Making changes step by step – such as losing a small amount of weight and becoming more active – can go a long way toward helping you prevent or delay type 2 diabetes. Losing even 10 to 15 pounds – if you weigh 200 pounds – can make a big difference in helping you prevent type 2 diabetes. If you have diabetes, making these same types of changes can help you reach your blood sugar (glucose) and blood pressure goals to prevent diabetes-related health problems.

GETTING STARTED

So how do you get started making changes in how you care for your health? It’s a matter of trying and learning. It’s all about choosing a goal that’s right for you and working toward it. Making a plan and taking the first step, even if it’s a small step, can help you reach your goal.

NDEP offers these tips for making a plan and taking small, but important, steps to help you reach your health goal:

  1. Think about what is important to you and your health.
  2. What changes are you willing and able to make?
  3. Choose one goal to work on first. Start this week. Pick one change you can start to make immediately.
  4. Don’t give up. It’s common to run into some problems along the way.
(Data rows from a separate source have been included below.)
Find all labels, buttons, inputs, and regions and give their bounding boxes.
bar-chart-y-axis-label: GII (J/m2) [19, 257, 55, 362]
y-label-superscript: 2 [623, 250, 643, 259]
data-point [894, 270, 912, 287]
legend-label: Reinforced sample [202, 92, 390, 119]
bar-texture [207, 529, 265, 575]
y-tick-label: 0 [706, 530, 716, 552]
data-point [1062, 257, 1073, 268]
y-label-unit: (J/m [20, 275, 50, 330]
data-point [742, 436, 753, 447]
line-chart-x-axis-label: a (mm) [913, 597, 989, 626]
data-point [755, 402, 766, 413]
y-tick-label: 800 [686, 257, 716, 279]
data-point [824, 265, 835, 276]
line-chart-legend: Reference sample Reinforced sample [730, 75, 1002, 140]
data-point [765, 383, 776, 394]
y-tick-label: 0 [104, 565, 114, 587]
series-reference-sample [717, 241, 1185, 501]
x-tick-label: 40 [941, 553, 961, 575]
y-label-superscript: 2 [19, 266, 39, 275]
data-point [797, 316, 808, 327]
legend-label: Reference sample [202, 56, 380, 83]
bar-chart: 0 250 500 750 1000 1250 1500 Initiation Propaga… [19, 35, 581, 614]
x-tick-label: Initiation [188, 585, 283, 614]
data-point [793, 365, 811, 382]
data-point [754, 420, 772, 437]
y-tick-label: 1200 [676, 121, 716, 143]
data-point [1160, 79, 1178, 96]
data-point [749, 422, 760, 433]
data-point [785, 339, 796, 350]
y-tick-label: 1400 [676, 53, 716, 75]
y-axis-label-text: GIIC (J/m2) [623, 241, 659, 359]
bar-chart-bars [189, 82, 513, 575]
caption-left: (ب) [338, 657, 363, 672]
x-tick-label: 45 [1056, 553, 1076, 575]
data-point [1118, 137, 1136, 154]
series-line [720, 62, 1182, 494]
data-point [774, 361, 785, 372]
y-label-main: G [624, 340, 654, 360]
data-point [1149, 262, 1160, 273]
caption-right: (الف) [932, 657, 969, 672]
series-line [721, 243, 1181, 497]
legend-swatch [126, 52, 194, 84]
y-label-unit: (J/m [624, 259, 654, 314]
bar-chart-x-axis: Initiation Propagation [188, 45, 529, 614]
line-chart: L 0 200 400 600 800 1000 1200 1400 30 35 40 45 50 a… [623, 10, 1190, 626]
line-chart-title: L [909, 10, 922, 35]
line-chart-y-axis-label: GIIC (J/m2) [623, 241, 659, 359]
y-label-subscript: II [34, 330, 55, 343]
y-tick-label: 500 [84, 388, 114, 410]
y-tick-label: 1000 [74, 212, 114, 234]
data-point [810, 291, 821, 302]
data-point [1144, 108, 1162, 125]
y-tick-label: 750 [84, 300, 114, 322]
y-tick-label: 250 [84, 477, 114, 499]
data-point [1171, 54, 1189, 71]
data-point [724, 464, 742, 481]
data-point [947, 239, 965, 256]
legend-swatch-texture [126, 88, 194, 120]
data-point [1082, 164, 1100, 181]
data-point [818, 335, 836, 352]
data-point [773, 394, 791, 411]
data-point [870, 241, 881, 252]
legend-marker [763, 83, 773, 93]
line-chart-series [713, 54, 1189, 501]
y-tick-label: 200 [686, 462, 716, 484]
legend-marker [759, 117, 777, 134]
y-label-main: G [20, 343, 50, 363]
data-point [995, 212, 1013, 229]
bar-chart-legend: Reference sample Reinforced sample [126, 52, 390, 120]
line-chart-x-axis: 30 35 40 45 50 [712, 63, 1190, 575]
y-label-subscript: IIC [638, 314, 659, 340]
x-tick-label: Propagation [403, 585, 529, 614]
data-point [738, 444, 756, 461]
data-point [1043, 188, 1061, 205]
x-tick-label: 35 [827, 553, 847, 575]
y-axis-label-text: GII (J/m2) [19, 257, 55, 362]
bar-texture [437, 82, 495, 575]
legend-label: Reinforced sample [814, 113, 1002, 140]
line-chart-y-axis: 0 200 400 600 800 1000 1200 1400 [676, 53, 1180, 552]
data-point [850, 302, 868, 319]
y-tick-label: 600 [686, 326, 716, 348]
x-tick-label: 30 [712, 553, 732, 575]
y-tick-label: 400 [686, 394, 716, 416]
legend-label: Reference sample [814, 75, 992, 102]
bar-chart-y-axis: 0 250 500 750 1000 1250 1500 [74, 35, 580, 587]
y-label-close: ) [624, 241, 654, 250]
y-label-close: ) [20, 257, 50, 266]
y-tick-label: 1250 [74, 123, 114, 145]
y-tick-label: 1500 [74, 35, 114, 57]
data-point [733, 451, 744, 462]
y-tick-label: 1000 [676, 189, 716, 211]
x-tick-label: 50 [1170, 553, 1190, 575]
If things don’t go as planned, think about other ways to reach your goal.

Once you have your plan in place, the NDEP can provide you with a number of tools to help you meet your health goal. Whether you are looking to make healthy food choices, be more active, manage your weight, cope better with stress and emotions or stop smoking, you can find tools to help.

This November, make a change to live well at www.YourDiabetesInfo.org.

The U.S. Department of Health and Human Services’ National Diabetes Education Program (NDEP) is jointly sponsored by the National Institutes of Health (NIH) and the Centers for Disease Control and Prevention (CDC) with the support of more than 200 partner organizations, including AACE. NDEP is celebrating its 15th year improving outcomes for people with diabetes, promoting earlier diagnosis and preventing or delaying the onset of type 2 diabetes.